Take a recent story by progressive blogger Judd Legum about an Escambia County, Florida schoolteacher named Vicki Baggett who is using the so-called “Stop WOKE Act,” signed into law by Florida Governor Ron DeSantis last April, to go after school library books. Baggett’s latest target: When Wilma Rudolph Played Basketball, a kids’ book about the childhood of sprinter Wilma Rudolph, who won three Olympic gold medals in 1960. Rudolph grew up in segregated Tennessee in the 1940s and had to deal with poverty and racism while growing up. At one point, the book has Rudolph, whose mother worked as a maid for a white family, reflecting that it isn’t right that “white folks got all the luxury, and we black folks got the dirty work.”
Baggett says that the book “trashes and puts down those who are not black” and that white students in particular are “white-shamed” by it. Look who’s being a snowflake now.
The Stop WOKE Act (the higher education portion of which has been temporarily halted by a Florida court) includes a provision making it unlawful to teach that “a person, by virtue of his or her race, color, sex, or national origin, bears personal responsibility for and must feel guilt, anguish, or other forms of psychological distress because of actions, in which the person played no part, committed in the past by other members of the same race, color, national origin, or sex.” At least ostensibly, this means that students should not be explicitly told they should feel guilt or distress over such actions; but critics have long argued that the law is so vague it could apply to any potentially upsetting materials dealing with racism or sexism. (While the law technically covers only classroom instructions, Baggett believes it should apply to libraries as well.)
Baggett’s crusade also includes challenges to LGBT-themed books and books with sexual content she regards as “pornography”; at the moment, 125 school library books in the county are on “restricted” status because of her challenges pending review. In at least one case, her complaint was rejected by a school district but upheld by the county school board.
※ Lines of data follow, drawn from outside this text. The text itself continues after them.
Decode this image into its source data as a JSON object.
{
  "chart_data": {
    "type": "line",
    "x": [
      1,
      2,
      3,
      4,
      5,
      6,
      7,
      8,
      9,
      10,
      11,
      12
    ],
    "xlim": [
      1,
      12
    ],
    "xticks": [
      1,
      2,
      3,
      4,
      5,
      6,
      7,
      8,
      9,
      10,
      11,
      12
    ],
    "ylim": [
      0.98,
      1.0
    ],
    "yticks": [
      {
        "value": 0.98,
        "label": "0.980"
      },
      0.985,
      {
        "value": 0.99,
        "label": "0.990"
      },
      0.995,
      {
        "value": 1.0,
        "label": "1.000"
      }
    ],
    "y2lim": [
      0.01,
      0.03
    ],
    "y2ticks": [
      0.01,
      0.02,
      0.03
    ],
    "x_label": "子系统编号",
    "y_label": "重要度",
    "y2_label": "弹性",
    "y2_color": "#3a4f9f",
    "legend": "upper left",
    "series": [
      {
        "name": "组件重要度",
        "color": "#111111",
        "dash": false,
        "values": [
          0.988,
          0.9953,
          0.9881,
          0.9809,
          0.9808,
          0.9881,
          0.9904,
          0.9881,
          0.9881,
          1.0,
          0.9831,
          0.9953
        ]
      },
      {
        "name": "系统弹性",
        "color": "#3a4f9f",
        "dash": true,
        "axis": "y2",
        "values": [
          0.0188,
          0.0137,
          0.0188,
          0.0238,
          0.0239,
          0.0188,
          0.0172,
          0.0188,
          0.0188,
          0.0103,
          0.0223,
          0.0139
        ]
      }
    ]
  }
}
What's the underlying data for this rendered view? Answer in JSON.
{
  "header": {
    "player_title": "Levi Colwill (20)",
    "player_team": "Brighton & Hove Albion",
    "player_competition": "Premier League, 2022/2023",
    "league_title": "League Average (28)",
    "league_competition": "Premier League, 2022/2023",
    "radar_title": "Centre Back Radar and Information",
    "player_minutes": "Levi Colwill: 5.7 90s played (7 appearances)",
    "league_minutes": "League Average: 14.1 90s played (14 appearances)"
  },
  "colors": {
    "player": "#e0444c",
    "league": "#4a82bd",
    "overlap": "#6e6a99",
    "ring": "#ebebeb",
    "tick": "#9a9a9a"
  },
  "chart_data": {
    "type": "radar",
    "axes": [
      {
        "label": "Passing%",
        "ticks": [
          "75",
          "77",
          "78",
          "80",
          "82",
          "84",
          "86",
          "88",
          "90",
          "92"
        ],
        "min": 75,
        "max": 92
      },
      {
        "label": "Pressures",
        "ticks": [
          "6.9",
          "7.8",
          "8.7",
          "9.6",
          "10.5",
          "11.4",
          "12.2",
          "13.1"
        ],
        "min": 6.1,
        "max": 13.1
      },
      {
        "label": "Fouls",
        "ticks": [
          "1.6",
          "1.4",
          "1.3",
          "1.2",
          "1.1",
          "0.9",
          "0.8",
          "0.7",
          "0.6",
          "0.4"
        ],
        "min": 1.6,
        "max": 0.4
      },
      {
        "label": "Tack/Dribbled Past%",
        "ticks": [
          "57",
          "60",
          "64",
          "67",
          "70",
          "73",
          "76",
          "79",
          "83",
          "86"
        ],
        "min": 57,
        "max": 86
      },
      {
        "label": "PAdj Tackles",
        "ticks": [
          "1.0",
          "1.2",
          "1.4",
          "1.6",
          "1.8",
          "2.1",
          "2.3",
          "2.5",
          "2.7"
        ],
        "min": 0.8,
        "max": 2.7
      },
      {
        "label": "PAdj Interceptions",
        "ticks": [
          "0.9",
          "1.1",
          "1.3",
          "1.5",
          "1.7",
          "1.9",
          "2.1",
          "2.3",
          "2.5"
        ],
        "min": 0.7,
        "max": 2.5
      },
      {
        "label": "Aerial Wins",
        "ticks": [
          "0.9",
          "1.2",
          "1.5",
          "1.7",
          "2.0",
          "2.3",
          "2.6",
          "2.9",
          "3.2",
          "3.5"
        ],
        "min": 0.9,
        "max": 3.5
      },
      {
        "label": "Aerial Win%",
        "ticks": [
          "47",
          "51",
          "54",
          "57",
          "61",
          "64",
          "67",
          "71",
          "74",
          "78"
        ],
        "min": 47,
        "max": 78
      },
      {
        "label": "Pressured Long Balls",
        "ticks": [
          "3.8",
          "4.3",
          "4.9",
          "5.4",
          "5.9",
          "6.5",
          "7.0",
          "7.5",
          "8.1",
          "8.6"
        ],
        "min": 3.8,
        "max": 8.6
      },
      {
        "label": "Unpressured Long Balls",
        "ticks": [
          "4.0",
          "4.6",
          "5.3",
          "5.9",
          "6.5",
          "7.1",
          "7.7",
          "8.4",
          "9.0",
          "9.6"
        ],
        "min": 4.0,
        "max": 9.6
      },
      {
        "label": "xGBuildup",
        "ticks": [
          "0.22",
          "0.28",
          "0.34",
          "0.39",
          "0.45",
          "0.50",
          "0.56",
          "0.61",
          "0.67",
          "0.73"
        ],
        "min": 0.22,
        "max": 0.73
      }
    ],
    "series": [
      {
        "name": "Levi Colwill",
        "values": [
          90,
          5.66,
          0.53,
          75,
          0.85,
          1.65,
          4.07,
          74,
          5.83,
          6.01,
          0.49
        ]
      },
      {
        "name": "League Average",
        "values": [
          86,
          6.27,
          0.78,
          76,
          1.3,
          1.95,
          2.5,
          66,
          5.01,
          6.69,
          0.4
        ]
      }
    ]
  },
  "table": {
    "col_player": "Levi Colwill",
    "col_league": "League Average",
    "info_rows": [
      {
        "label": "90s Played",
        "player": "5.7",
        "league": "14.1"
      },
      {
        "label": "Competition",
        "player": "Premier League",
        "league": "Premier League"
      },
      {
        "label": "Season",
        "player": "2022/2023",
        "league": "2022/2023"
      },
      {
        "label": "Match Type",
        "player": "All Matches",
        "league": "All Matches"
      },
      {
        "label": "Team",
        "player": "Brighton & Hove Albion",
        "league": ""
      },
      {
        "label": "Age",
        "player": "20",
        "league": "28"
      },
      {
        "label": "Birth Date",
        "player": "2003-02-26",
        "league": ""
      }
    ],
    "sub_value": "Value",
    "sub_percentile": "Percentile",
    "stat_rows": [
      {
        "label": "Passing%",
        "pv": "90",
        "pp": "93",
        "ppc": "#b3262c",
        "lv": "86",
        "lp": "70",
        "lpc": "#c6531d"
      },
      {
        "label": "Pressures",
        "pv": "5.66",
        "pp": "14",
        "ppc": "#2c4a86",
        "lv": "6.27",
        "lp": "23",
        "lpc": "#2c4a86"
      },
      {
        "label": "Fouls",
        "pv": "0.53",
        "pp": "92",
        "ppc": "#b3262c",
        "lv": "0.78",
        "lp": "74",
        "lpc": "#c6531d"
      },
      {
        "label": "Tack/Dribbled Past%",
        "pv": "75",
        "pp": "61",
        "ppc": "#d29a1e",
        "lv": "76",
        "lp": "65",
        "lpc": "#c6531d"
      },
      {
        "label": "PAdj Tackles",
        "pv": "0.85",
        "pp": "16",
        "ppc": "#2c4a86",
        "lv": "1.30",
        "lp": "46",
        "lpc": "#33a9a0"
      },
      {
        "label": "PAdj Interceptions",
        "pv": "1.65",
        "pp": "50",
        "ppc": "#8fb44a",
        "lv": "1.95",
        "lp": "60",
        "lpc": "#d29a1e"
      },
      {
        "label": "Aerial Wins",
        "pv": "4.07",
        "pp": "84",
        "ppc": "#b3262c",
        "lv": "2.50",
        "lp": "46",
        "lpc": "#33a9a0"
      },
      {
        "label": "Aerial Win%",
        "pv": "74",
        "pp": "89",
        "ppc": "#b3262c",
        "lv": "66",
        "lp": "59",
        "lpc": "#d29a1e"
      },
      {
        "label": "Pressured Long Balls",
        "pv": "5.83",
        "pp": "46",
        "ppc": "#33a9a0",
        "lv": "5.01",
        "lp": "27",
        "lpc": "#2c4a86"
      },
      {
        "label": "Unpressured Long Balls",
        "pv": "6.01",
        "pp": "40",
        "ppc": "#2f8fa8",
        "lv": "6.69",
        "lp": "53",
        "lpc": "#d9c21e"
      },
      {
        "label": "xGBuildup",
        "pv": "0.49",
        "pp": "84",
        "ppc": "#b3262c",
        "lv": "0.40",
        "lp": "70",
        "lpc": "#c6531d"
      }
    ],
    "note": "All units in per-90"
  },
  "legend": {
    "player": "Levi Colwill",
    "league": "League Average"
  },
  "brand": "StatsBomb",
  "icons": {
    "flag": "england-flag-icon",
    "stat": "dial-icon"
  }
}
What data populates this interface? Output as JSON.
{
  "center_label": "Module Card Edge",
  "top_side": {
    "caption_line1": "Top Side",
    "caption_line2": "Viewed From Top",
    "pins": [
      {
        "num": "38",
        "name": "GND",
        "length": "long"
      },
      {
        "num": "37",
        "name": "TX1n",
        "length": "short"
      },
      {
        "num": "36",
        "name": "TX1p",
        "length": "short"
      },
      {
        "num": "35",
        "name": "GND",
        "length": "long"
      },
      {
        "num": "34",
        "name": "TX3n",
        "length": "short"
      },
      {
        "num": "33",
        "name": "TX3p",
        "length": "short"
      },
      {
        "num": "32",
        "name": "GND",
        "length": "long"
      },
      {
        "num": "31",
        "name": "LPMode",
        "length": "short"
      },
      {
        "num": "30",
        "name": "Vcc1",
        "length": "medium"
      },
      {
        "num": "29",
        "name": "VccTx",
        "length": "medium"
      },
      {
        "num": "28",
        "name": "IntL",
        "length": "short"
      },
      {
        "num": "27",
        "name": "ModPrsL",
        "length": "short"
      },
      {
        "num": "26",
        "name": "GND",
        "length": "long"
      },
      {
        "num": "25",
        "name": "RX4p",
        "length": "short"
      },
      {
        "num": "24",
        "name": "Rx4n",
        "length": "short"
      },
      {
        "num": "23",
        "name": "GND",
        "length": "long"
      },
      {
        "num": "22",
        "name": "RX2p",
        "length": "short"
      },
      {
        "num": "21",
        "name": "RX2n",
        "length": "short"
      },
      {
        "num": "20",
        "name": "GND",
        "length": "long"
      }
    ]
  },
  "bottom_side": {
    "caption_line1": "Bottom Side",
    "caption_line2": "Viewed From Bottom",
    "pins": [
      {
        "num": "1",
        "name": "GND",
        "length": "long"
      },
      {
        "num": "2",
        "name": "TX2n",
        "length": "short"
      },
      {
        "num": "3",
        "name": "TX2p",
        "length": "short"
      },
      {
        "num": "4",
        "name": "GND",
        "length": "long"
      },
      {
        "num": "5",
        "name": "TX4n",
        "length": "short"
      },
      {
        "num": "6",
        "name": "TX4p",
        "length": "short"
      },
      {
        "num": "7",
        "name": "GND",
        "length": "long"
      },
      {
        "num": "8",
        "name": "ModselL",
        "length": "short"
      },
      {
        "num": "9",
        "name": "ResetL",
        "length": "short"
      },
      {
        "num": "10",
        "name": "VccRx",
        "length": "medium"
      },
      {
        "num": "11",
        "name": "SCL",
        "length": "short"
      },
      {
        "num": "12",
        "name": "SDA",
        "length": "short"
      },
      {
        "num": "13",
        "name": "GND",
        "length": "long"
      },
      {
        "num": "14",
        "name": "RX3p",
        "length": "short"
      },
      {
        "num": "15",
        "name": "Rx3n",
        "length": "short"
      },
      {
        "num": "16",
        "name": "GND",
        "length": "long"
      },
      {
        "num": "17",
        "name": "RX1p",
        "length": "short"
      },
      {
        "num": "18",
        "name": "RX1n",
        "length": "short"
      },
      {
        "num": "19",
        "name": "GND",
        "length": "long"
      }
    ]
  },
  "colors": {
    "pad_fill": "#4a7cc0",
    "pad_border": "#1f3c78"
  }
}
And if she had her way, Baggett would cancel not only books but people. According to Legum:
She has repeatedly asked school officials to identify the librarians or other school employees responsible for purchasing the books she has challenged. Baggett said that, ultimately, she believes her colleagues "can and will be prosecuted" for felonies under Florida's child pornography laws.
Like the Hamline College debacle, Baggett’s rampage is a local issue of limited impact in which one can nonetheless see broader issues: bad laws, supposedly intended to counteract the left’s cultural influence in education, being used by bad actors to suppress material that offends them and punish people who make such material available.
In Escambia County, “anti-woke” legislation is being weaponized as a tool of censorship that comes primarily from outside educational institutions. At Hamline University, “woke” ideology is being weaponized as a tool of censorship from within. Meanwhile, reports on the left-wing peril to free speech are being used to push a red-state crackdown on “wokeness,” and reports on right-wing attempts to use the government to bully “woke” institutions into submission are being used to dismiss entirely valid concerns about social justice bullies. The vicious cycle will go on until more people are willing to criticize their own.